La troisième règle est la libre transférabilité. Il n’y a donc avec cette règle aucune limite aux transferts d’argent vers l’Europe et la France. Le pillage est légalisé. Les bénéfices réalisés dans la zone sont rapatriés vers l’Europe faisant de l’Afrique un financeur de l’Europe en général et de la France en particulier. Le rapatriement devient la règle et le réinvestissement sur place l’exception. La fuite des capitaux africains vers l’Europe est ainsi évaluée à 850 milliards de dollars par l’économiste sénégalais  Demba Moussa Dembélé entre 1970 et 2008

La quatrième règle est avancée comme la contrepartie positive des trois précédentes. Ces trois règles sont posées comme des conditions pour « bénéficier » de cette dernière : la garantie de convertibilité illimitée par le trésor français.

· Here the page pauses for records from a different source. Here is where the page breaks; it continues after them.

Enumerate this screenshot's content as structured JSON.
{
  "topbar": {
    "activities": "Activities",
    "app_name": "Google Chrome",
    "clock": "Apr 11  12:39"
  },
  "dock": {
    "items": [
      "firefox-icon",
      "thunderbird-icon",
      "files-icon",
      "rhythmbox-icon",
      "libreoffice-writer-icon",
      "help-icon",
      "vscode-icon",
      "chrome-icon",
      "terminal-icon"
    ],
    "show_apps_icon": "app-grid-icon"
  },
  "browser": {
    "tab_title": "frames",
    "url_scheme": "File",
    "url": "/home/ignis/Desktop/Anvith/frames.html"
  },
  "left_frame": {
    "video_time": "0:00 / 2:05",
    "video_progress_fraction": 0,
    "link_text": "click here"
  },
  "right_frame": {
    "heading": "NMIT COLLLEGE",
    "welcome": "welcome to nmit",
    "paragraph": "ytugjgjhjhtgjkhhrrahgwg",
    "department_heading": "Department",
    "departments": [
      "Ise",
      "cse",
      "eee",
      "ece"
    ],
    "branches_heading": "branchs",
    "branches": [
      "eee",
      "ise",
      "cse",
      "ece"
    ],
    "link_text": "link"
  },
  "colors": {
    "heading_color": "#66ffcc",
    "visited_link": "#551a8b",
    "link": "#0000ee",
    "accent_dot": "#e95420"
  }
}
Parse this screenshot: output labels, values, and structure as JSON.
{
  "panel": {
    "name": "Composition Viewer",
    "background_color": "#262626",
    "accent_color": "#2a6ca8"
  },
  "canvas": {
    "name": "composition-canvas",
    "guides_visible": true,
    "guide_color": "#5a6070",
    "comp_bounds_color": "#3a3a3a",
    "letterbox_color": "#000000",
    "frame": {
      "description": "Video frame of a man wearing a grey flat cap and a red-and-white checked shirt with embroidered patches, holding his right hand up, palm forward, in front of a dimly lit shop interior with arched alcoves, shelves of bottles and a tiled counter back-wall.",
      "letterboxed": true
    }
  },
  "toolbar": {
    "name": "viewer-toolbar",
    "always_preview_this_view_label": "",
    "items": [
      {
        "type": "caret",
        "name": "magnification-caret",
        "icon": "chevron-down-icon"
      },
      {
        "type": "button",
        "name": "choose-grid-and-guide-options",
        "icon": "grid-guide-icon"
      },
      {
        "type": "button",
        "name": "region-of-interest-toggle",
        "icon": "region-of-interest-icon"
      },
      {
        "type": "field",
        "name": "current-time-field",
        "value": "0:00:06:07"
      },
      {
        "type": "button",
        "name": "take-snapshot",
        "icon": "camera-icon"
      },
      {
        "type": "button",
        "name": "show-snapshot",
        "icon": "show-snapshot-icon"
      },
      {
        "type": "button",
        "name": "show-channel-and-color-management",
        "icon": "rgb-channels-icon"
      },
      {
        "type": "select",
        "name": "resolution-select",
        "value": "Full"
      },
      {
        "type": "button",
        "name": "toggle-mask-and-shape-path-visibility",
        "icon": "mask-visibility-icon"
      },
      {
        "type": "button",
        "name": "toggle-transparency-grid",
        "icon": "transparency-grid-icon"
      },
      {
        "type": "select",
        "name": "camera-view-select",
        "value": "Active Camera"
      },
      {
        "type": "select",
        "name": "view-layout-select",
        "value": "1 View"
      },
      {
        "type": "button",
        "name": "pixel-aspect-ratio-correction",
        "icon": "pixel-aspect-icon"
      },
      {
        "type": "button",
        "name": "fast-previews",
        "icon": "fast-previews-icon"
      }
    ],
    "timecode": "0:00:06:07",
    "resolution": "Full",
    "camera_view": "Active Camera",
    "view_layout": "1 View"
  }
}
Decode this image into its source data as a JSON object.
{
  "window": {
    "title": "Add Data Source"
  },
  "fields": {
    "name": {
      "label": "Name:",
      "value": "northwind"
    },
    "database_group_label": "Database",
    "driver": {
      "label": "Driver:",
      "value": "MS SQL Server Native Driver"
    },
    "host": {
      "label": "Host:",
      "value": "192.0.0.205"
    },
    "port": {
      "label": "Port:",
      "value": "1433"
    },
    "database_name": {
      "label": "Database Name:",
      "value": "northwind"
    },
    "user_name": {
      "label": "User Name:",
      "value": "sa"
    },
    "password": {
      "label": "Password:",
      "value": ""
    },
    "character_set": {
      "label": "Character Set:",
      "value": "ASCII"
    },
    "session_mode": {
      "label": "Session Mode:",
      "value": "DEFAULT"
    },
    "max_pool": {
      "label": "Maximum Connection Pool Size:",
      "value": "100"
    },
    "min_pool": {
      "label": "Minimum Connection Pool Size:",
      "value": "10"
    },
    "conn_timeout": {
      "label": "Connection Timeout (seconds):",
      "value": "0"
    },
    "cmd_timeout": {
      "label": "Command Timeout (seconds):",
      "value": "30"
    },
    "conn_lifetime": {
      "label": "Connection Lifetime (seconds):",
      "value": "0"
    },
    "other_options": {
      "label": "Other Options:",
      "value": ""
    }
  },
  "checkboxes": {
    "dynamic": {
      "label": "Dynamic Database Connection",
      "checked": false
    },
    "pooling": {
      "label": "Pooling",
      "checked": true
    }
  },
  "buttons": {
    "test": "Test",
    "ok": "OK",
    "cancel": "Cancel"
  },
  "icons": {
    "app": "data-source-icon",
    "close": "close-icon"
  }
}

Si un Etat de la zone Franc est dans l’impossibilité d’assurer le paiement en devise de ses importations, le trésor français s’engage à le suppléer en fournissant les devises manquantes. Toute personne disposant de Franc CFA a la garantie de pouvoir les convertir en devises. Cette convertibilité n’est, comble du cynisme, pas valable pour les différents francs CFA entre eux avec un effet logique de découragement des échanges inter-africains.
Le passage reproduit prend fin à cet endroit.